On en a utilisé 2 différentes. La première est une Nive – analogique, 24 pistes – construite dans les années 70 par Pathé-Marconi pour les Stones. A Paris, Londres et Cologne, la même table garantissait aux Stones une continuité dans le son. L’autre table utilisée pour Dez Mona est une console des années 40 construite par Telefunken: elle est petite mais pèse 2 tonnes. L’avantage de ces 2 engins est qu’ils vont donner un rendu d’époque, la chaleur de la lampe, loin des transistors. En digital, on a l’impression de devoir remplir des pistes et des pistes alors qu’en analogique, un piano et une voix peuvent prendre une vraie dimension… D’ailleurs, pour Dez Mona, on a fait un essai avec une chanson en l’enregistrant en analogique puis en numérique: il n’y a pas photo, l’analogique était de loin supérieure!
On a parlé des micros, des tables, parlons du support d’enregistrement, la bande magnétique!
Mine de rien, c’est essentiel! Les nouvelles bandes analogiques permettent de booster le son sans avoir de distorsion. Mais on peut aussi jouer de cela: en analogique, si tu enregistres une guitare à un volume fort, elle va être écrasée et avoir une largeur plus conséquente, un espèce de craquement chaud. En numérique, cette distorsion est juste très laide, comme un battement d’abeille. Avec Dez Mona, on a beaucoup joué sur les compressions de bande, les sons de batterie plus écrasés.
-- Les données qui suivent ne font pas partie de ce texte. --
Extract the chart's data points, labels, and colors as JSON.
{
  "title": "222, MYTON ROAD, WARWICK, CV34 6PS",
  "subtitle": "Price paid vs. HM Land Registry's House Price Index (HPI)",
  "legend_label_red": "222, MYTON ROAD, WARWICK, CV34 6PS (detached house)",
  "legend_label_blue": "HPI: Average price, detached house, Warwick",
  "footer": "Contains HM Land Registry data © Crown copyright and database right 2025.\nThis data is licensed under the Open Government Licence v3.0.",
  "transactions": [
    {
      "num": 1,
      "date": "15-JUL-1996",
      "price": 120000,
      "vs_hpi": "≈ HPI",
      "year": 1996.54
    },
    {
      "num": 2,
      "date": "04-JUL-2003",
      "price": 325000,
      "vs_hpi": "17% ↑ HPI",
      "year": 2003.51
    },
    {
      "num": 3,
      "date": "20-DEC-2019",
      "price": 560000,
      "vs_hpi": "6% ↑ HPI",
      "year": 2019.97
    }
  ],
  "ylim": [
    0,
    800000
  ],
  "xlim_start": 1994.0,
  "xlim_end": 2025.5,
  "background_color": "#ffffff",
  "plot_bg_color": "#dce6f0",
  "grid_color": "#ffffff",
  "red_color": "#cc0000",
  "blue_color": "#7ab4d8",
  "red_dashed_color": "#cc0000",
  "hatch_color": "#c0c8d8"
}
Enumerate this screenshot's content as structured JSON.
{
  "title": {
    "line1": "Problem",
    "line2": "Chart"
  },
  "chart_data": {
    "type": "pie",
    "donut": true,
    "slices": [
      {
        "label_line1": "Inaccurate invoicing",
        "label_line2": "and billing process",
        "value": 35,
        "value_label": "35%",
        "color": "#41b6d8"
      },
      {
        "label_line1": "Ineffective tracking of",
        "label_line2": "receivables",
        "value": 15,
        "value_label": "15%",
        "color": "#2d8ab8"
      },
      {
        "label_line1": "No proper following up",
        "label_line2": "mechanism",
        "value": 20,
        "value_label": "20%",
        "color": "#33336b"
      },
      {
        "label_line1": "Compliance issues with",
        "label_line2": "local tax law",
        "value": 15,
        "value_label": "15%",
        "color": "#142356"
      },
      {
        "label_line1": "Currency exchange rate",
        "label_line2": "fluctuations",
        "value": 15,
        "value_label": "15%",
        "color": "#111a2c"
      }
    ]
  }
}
Chez eux, tout est joué live et on sent qu’ils veulent donner une véritable identité à leur projet, en même temps moderne et ancienne. Sur ce disque, il n’y a que de l’analogique, de l’orgue Hammond, du piano Fender Rhodes, du Wurlitzer…
L’aventure analogique de Bashung?
J’ai produit 2 de ses albums, Osez Joséphine et Chatterton ( sortis en 1991 et 1994, ndlr) et c’était extraordinaire parce qu’il était constamment à la recherche de nouveautés, d’ingrédients qui pouvaient créer une sonorité dans ses chansons. Pour lui, le son était important, mais encore plus les accidents: il n’avait pas peur de salir le son pour obtenir des matières et des couleurs inédites… En analogique.
La nouvelle génération est-elle perdue pour l’analogique?
Non, elle est en recherche de l’inventivité de l’époque passée. Ce que donnent Dez Mona ou le jeune groupe hollandais que j’enregistre pour l’instant – The Hype -, c’est l’impression que la musique vivra tant qu’elle aura une âme et qu’on peut ressentir cette vibration dans les instruments et dans notre propre corps. La technique analogique n’est pas tout mais elle favorise cette perception de la musique.
(1) Si le producteur – ou réalisateur artistique – est l’architecte de l’album, l’ingénieur du son en est son maître d’£uvre, son chef de chantier.